Armin Hansen might be the best artist you have never heard of

Shark Fishers, Armin Hansen

Yesterday a friend and I paid a visit to one of the cities with the most happening art scenes in California.  No, sorry L.A. it wasn’t you and yes San Francisco, we know how much you love yourself, but no, you’ve been pushing all the art out.  But a 90-minute drive away is Sacramento.  We took some time to explore some of the open studios at the Verge Center for the Arts.  This weekend was Sacramento’s big open studios event and we barely scratched the surface.  Sacramento still has room for working artists to have studios to make and show art.  I also got see the new space that will be hosting this year’s Pink Week show as well as the upcoming Pink Mail Art show I am curating in November.
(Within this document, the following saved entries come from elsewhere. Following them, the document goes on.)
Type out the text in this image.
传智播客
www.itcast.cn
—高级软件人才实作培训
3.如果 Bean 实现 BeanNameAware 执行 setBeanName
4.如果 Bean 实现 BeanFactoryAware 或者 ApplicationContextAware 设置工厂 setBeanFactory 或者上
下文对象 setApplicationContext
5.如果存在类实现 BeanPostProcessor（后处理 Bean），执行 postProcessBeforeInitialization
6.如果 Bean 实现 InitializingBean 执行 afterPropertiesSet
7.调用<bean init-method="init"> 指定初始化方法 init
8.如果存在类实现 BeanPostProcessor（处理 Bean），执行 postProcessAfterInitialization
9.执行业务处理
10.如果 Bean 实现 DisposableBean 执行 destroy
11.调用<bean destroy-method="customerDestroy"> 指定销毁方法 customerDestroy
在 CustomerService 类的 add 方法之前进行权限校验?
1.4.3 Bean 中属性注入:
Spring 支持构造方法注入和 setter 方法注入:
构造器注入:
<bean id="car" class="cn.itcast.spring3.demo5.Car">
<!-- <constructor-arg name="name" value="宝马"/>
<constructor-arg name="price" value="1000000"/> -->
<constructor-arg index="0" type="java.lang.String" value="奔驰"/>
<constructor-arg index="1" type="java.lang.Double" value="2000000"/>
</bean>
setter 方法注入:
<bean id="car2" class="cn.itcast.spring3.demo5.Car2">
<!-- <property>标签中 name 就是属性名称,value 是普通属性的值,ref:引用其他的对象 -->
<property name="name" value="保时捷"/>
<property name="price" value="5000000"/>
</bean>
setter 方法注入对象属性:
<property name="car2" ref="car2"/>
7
Our main goal was to get to the Crocker Museum to see the exhibit Armin Hansen: The Artful Voyage.  I had read the book before seeing the show and familiarized myself with Hansen’s work.  The catalog is beautiful, yet the printed pages cannot really do his work justice.  He was one of those artists whose work you truly have to see in person.  The museum website has a few images and the review in the Sacramento Bee has some additional images to give you an idea (the image shown above is from permanent collection and not part of the special exhibit).
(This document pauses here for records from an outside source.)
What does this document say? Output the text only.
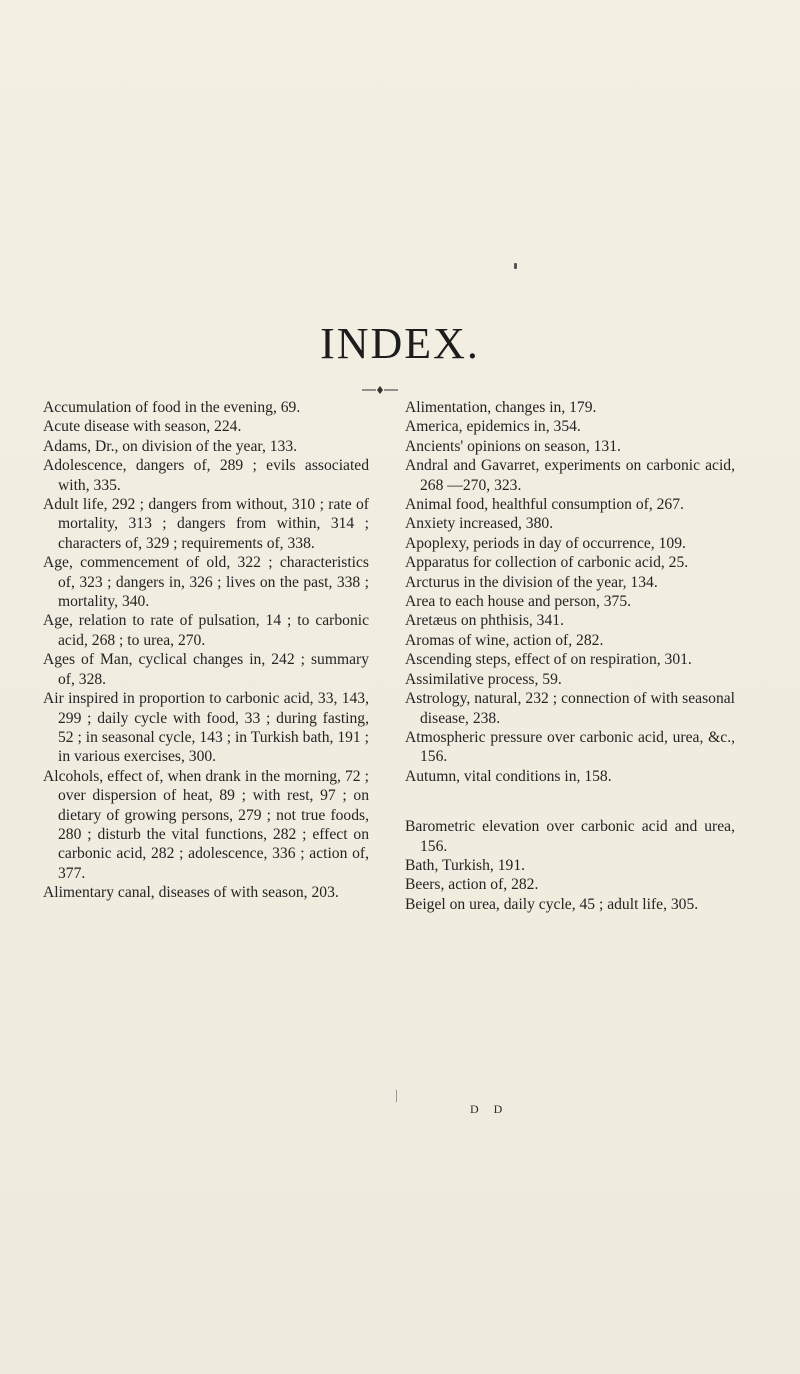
INDEX.

Accumulation of food in the evening, 69.

Acute disease with season, 224.

Adams, Dr., on division of the year, 133.

Adolescence, dangers of, 289 ; evils associated with, 335.

Adult life, 292 ; dangers from without, 310 ; rate of mortality, 313 ; dangers from within, 314 ; characters of, 329 ; requirements of, 338.

Age, commencement of old, 322 ; characteristics of, 323 ; dangers in, 326 ; lives on the past, 338 ; mortality, 340.

Age, relation to rate of pulsation, 14 ; to carbonic acid, 268 ; to urea, 270.

Ages of Man, cyclical changes in, 242 ; summary of, 328.

Air inspired in proportion to carbonic acid, 33, 143, 299 ; daily cycle with food, 33 ; during fasting, 52 ; in seasonal cycle, 143 ; in Turkish bath, 191 ; in various exercises, 300.

Alcohols, effect of, when drank in the morning, 72 ; over dispersion of heat, 89 ; with rest, 97 ; on dietary of growing persons, 279 ; not true foods, 280 ; disturb the vital functions, 282 ; effect on carbonic acid, 282 ; adolescence, 336 ; action of, 377.

Alimentary canal, diseases of with season, 203.

Alimentation, changes in, 179.

America, epidemics in, 354.

Ancients' opinions on season, 131.

Andral and Gavarret, experiments on carbonic acid, 268 —270, 323.

Animal food, healthful consumption of, 267.

Anxiety increased, 380.

Apoplexy, periods in day of occurrence, 109.

Apparatus for collection of carbonic acid, 25.

Arcturus in the division of the year, 134.

Area to each house and person, 375.

Aretæus on phthisis, 341.

Aromas of wine, action of, 282.

Ascending steps, effect of on respiration, 301.

Assimilative process, 59.

Astrology, natural, 232 ; connection of with seasonal disease, 238.

Atmospheric pressure over carbonic acid, urea, &c., 156.

Autumn, vital conditions in, 158.

Barometric elevation over carbonic acid and urea, 156.

Bath, Turkish, 191.

Beers, action of, 282.

Beigel on urea, daily cycle, 45 ; adult life, 305.

D D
One could describe Armin Hansen as the west coast’s Winslow Homer.  It would give you an idea of what to expect if you were unfamiliar with his work.  But it might be better to put Hansen in a league with Herman Melville. Melville could write about life on the sea so well, in part, due to his experiences as a crewman on merchant ships and a whaler.  Like Melville, Hansen was able to approach the sea as someone who had worked it – as a fisherman.  Many of his seascapes were not painted with a view from the shore but instead from how it would look far out in Monterey Bay.  I kept looking at them from across the room and they almost started to move.  It took me me back to being out in a small boat on rough water – something I have not experienced for decades.    The most surprising thing about Armin Hansen is that he is not more famous.  After seeing his work, I would expect he would be one of those American artists that most everyone has heard of — a name in a category with Georgia O’Keeffe, Edward Hopper, Andy Warhol, etc..  Yes, he is that good.  But alas, the bias against West Coast artists by the New Yorkerati has been going on for over a century.

There is always art to see in Sacramento, but if you want to discover Armin Hansen, you have go to get up there before the show closes on October 11.